Dr Richard Cunningham – Post Doc (2019 -)
After completing my undergraduate studies at Trinity College Dublin, I came to Scotland where I obtained my MSc in Bioinformatics at the University of Glasgow. I stayed on in Glasgow, subsequently carrying out my PhD in Professor Andrew Biankin’s group, exploring the potential in targeting tumour metabolism in pancreatic cancer. As part of the Gram Hansen lab, my research is centred on disentangling the role of the Hippo pathway in the formation and progression of malignant pleural mesothelioma.
Krishna Purohit – PhD student (Sep 2020 – )

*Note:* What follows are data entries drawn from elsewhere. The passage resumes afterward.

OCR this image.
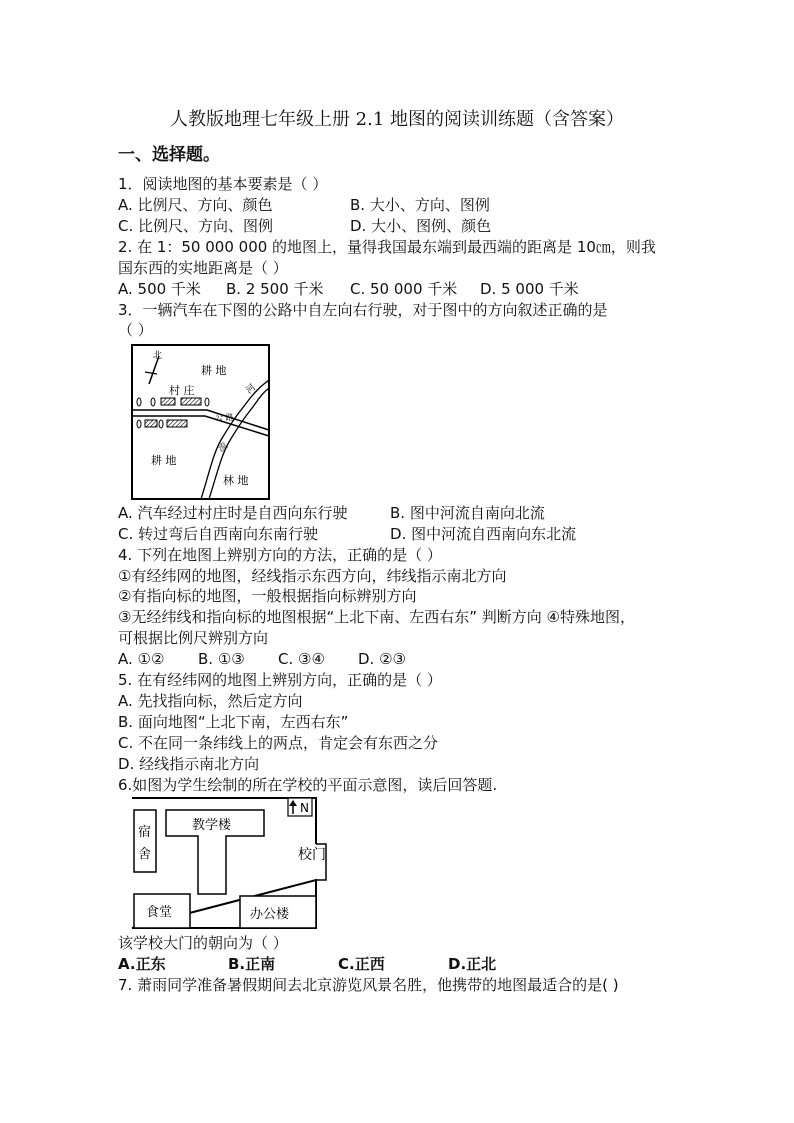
人教版地理七年级上册 2.1 地图的阅读训练题（含答案）
一、选择题。
1．阅读地图的基本要素是（ ）
A. 比例尺、方向、颜色	B. 大小、方向、图例
C. 比例尺、方向、图例	D. 大小、图例、颜色
2. 在 1：50 000 000 的地图上，量得我国最东端到最西端的距离是 10㎝，则我
国东西的实地距离是（ ）
A. 500 千米 B. 2 500 千米 C. 50 000 千米 D. 5 000 千米
3．一辆汽车在下图的公路中自左向右行驶，对于图中的方向叙述正确的是
（ ）
北
耕 地
村 庄
公 路
河
流
耕 地
林 地
A. 汽车经过村庄时是自西向东行驶	B. 图中河流自南向北流
C. 转过弯后自西南向东南行驶	D. 图中河流自西南向东北流
4. 下列在地图上辨别方向的方法，正确的是（ ）
①有经纬网的地图，经线指示东西方向，纬线指示南北方向
②有指向标的地图，一般根据指向标辨别方向
③无经纬线和指向标的地图根据“上北下南、左西右东” 判断方向 ④特殊地图，
可根据比例尺辨别方向
A. ①② B. ①③ C. ③④ D. ②③
5. 在有经纬网的地图上辨别方向，正确的是（ ）
A. 先找指向标，然后定方向
B. 面向地图“上北下南，左西右东”
C. 不在同一条纬线上的两点，肯定会有东西之分
D. 经线指示南北方向
6.如图为学生绘制的所在学校的平面示意图，读后回答题.
宿
舍
教学楼
N
校门
食堂	办公楼
该学校大门的朝向为（ ）
A.正东	B.正南	C.正西	D.正北
7. 萧雨同学准备暑假期间去北京游览风景名胜，他携带的地图最适合的是( )
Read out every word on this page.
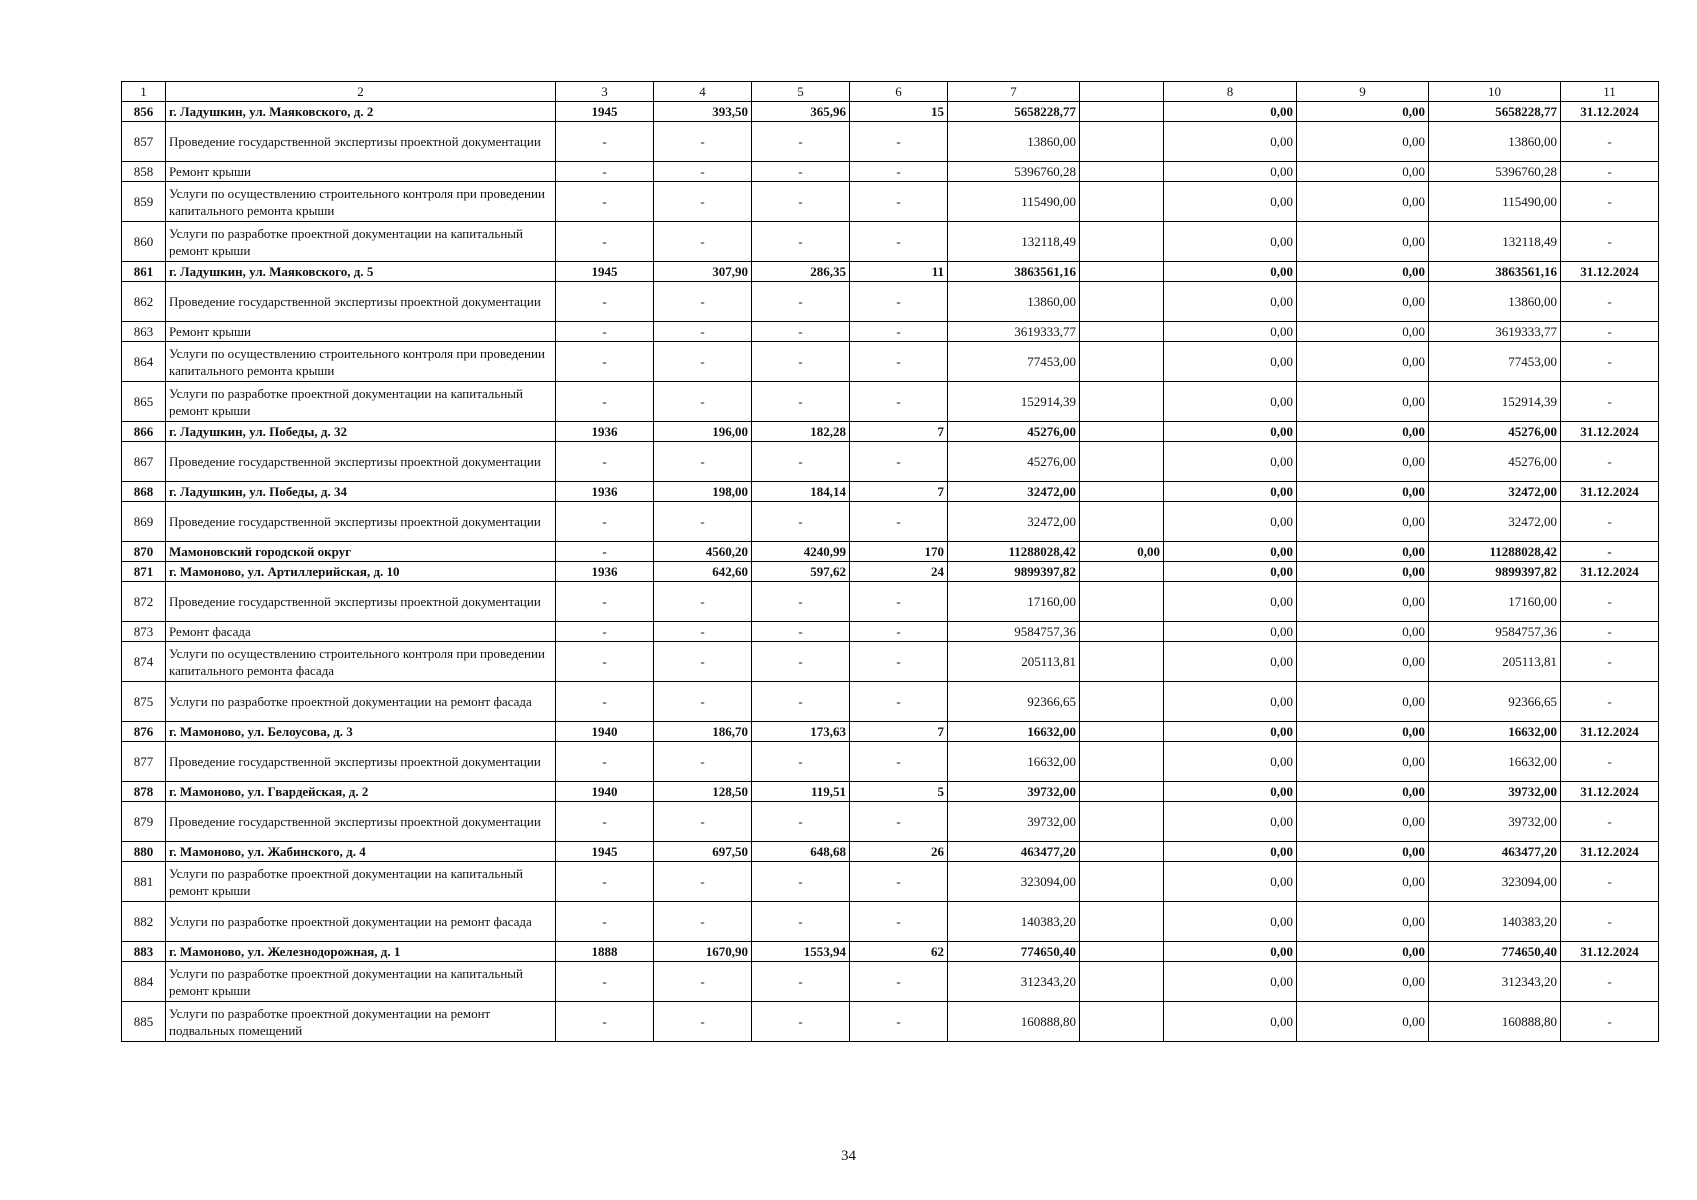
1	2	3	4	5	6	7		8	9	10	11
856	г. Ладушкин, ул. Маяковского, д. 2	1945	393,50	365,96	15	5658228,77		0,00	0,00	5658228,77	31.12.2024
857	Проведение государственной экспертизы проектной документации	-	-	-	-	13860,00		0,00	0,00	13860,00	-
858	Ремонт крыши	-	-	-	-	5396760,28		0,00	0,00	5396760,28	-
859	Услуги по осуществлению строительного контроля при проведении капитального ремонта крыши	-	-	-	-	115490,00		0,00	0,00	115490,00	-
860	Услуги по разработке проектной документации на капитальный ремонт крыши	-	-	-	-	132118,49		0,00	0,00	132118,49	-
861	г. Ладушкин, ул. Маяковского, д. 5	1945	307,90	286,35	11	3863561,16		0,00	0,00	3863561,16	31.12.2024
862	Проведение государственной экспертизы проектной документации	-	-	-	-	13860,00		0,00	0,00	13860,00	-
863	Ремонт крыши	-	-	-	-	3619333,77		0,00	0,00	3619333,77	-
864	Услуги по осуществлению строительного контроля при проведении капитального ремонта крыши	-	-	-	-	77453,00		0,00	0,00	77453,00	-
865	Услуги по разработке проектной документации на капитальный ремонт крыши	-	-	-	-	152914,39		0,00	0,00	152914,39	-
866	г. Ладушкин, ул. Победы, д. 32	1936	196,00	182,28	7	45276,00		0,00	0,00	45276,00	31.12.2024
867	Проведение государственной экспертизы проектной документации	-	-	-	-	45276,00		0,00	0,00	45276,00	-
868	г. Ладушкин, ул. Победы, д. 34	1936	198,00	184,14	7	32472,00		0,00	0,00	32472,00	31.12.2024
869	Проведение государственной экспертизы проектной документации	-	-	-	-	32472,00		0,00	0,00	32472,00	-
870	Мамоновский городской округ	-	4560,20	4240,99	170	11288028,42	0,00	0,00	0,00	11288028,42	-
871	г. Мамоново, ул. Артиллерийская, д. 10	1936	642,60	597,62	24	9899397,82		0,00	0,00	9899397,82	31.12.2024
872	Проведение государственной экспертизы проектной документации	-	-	-	-	17160,00		0,00	0,00	17160,00	-
873	Ремонт фасада	-	-	-	-	9584757,36		0,00	0,00	9584757,36	-
874	Услуги по осуществлению строительного контроля при проведении капитального ремонта фасада	-	-	-	-	205113,81		0,00	0,00	205113,81	-
875	Услуги по разработке проектной документации на ремонт фасада	-	-	-	-	92366,65		0,00	0,00	92366,65	-
876	г. Мамоново, ул. Белоусова, д. 3	1940	186,70	173,63	7	16632,00		0,00	0,00	16632,00	31.12.2024
877	Проведение государственной экспертизы проектной документации	-	-	-	-	16632,00		0,00	0,00	16632,00	-
878	г. Мамоново, ул. Гвардейская, д. 2	1940	128,50	119,51	5	39732,00		0,00	0,00	39732,00	31.12.2024
879	Проведение государственной экспертизы проектной документации	-	-	-	-	39732,00		0,00	0,00	39732,00	-
880	г. Мамоново, ул. Жабинского, д. 4	1945	697,50	648,68	26	463477,20		0,00	0,00	463477,20	31.12.2024
881	Услуги по разработке проектной документации на капитальный ремонт крыши	-	-	-	-	323094,00		0,00	0,00	323094,00	-
882	Услуги по разработке проектной документации на ремонт фасада	-	-	-	-	140383,20		0,00	0,00	140383,20	-
883	г. Мамоново, ул. Железнодорожная, д. 1	1888	1670,90	1553,94	62	774650,40		0,00	0,00	774650,40	31.12.2024
884	Услуги по разработке проектной документации на капитальный ремонт крыши	-	-	-	-	312343,20		0,00	0,00	312343,20	-
885	Услуги по разработке проектной документации на ремонт подвальных помещений	-	-	-	-	160888,80		0,00	0,00	160888,80	-
34
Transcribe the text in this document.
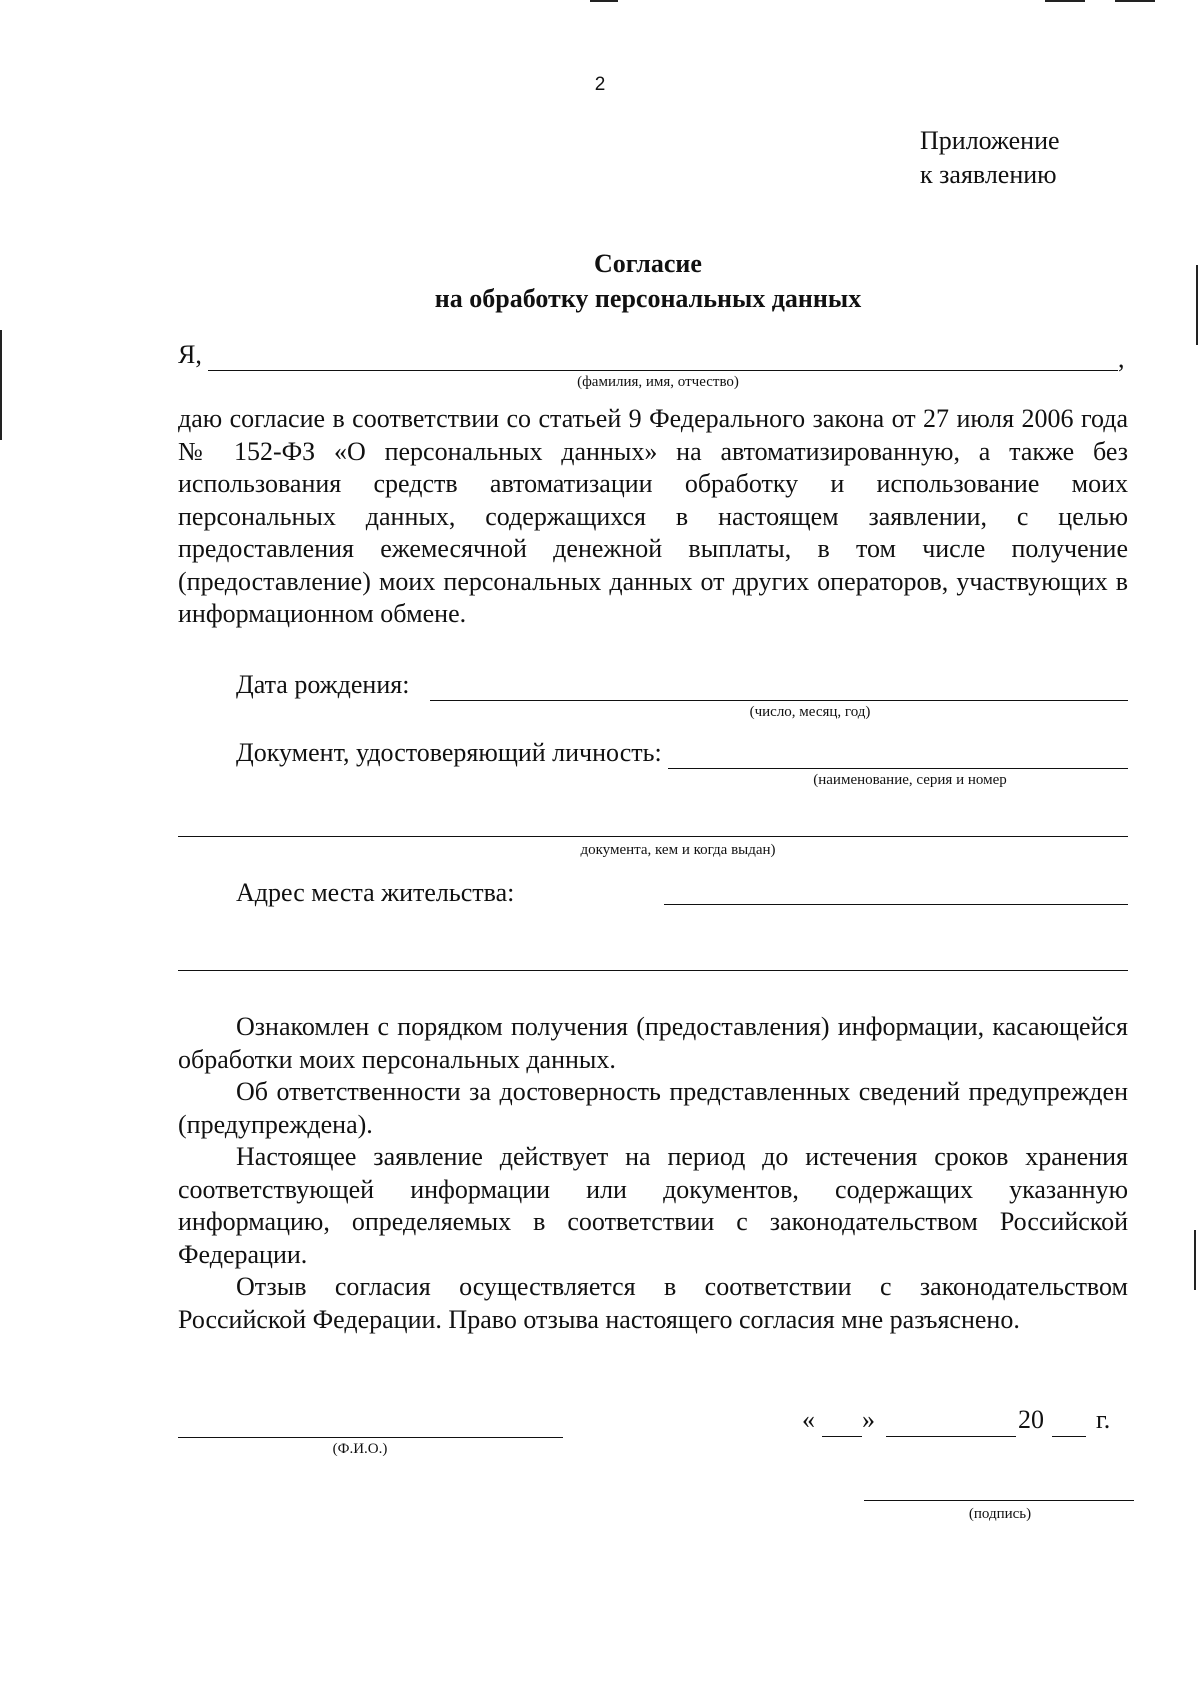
2
Приложение
к заявлению
Согласие
на обработку персональных данных
Я,	,
(фамилия, имя, отчество)
даю согласие в соответствии со статьей 9 Федерального закона от 27 июля 2006 года № 152-ФЗ «О персональных данных» на автоматизированную, а также без использования средств автоматизации обработку и использование моих персональных данных, содержащихся в настоящем заявлении, с целью предоставления ежемесячной денежной выплаты, в том числе получение (предоставление) моих персональных данных от других операторов, участвующих в информационном обмене.
Дата рождения:
(число, месяц, год)
Документ, удостоверяющий личность:
(наименование, серия и номер
документа, кем и когда выдан)
Адрес места жительства:
Ознакомлен с порядком получения (предоставления) информации, касающейся обработки моих персональных данных.
Об ответственности за достоверность представленных сведений предупрежден (предупреждена).
Настоящее заявление действует на период до истечения сроков хранения соответствующей информации или документов, содержащих указанную информацию, определяемых в соответствии с законодательством Российской Федерации.
Отзыв согласия осуществляется в соответствии с законодательством Российской Федерации. Право отзыва настоящего согласия мне разъяснено.
(Ф.И.О.)
« »	20 г.
(подпись)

I have a BSc honours in Biochemistry and hold masters in Biochemistry (University of Edinburgh) and Bioinformatics and System Biology (University of Manchester). As part of the MRC Precision Medicine DTP my PhD project in the Gram Hansen lab focuses on investigating the role of cancer mutations using a novel omics technique called proteogenomics, with the aim of stratifying diagnosis and treatments for mesothelioma patients.
Siyang Jia – PhD student 2021 –
Sijang was a MSc student with us and is now back for more! Siyang is part funded by the CSC and is studying how the Hippo pathway regulates cancer onset and development.
Dr Valentina Rausch – PhD Student (2016 – 2019)
Alumni of the Gram Hansen Lab, revealed the interaction between the Hippo pathway and caveolae. Dr Rausch was the first PhD student in the lab, and handed her thesis in after 3 years and 18 days! Now academic Post Doc.
Read about Valentina’s work while in Edinburgh
MSc and Honours
- 2020 Jon Corres (MScR) 2nd Project. Obtained overall a Distinction. Now a PhD student back in Spain.
- 2020 Josh Martin (MScR) 2nd Project. Obtained overall a Distinction. Now a PhD student at BARTS Cancer Center.
- 2019-2020 Emelie Shepherd (MScR) 1st Project. Obtained overall a Distinction.
- 2018 Duncan Maclean (Honours student), moved on to continuing his Medicine Degree at the University of Edinburgh.
- 2017 Tamara Hussain (Honours student), moved onto working at Charles River.